Perspective changes everything, and I am working hard to remind myself of that. There were some crazy moments and dismal details about my past year but also other things that were brighter than what I could have ever imagined and so far beyond my predictions.
There are things that have taken shape in my life this year that, simply put, I just didn’t feel ready for yet. Big things like time alone and my grandmother’s passing and less monumental things like a house renovation I didn’t ask for and publications I didn’t expect to come along. Sometimes you just want to put in an order to God to tell him to hold on a minute. I can do that later, but I am not ready. Not yet.
But we are never totally ready, I guess. Not for anything worthwhile. I know this to be true when I look back on the steps of my life that have brought me the most joy and delivered the greatest promise. The best details are always the ones I didn’t feel ready for. Life is all improv, isn’t it? I think that’s the thing none of us like to admit. We are all doing the best we can with any given set of challenges, and that is why, I’m realizing, it is so important to know yourself in a true and solid sense. Know your own limits and boundaries and priorities rather than checking things off some outside list and measuring yourself in someone else’s view. We make these decisions all the time, and one tiny turn leads to another, and you find yourself living in a reality you never could have predicted. When you make those decisions from a space of solid understanding and refined priorities, the results unfold beautifully. But when you make those decisions from a place of shaky ground or reflected sense of self, you will look around soon enough to wonder why your life feels so itchy and wrong. I thought 2015’s job was to get rid of all the itchy pieces, but as it turns out, 2016 kept doing that too. Refining, refining, refining all the time. Leaving only what is real.
Our little elf “brought” a board game from the North Pole today. (It helps to spread out the gifts with a couple of Advent surprises, I’ve found.) And we played a few rounds of Life Junior tonight after dinner dishes were put away and bath time was over. It’s the latest incarnation of the Life game I can remember playing growing up. This version has fun stops on the board like ice cream parlors and picnics and days at the beach. But the one I used to play had you check life milestones off the list. Remember that? Pass the university and collect your degree, get a job, pass the chapel and place a spouse in your tiny plastic car and ride off to get a mortgage and a baby with the next dial of the spinner.
It’s what we’re told. Check the boxes and things will be perfect. But it doesn’t really work that way.
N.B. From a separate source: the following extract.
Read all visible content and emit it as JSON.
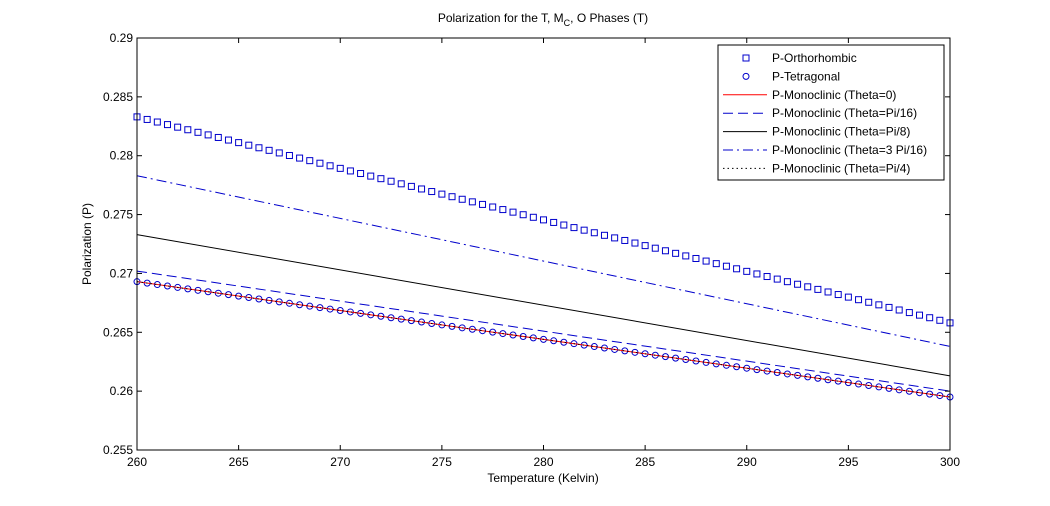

Here I am, two years out. And I am so grateful mine all burned down. I don’t see the same game board at all anymore. I see one with windy twists and turns and unforeseen corners, but not a specified beginning and end. And what a relief it is to see life like that, how it is meant to be. Poet David Whyte has a line I love that explains, “Sometimes with the bones of the black sticks left when the fire has gone out, someone has written something new in the ashes of your life.” How incredible it is when all we feel is fire and all we see is ashes, but then you find that the bones are left and they are writing something new.
I’m feeling the new emerge here at the end of what was once again a year of pain and grief and joy and transformation and space and air and warmth and darkness and light. All those nights of thinking I’m not ready yet have finally left room for the echo that tells me I’m ready for whatever is next. Open and able and willing for the next pieces to fall where they are meant to be.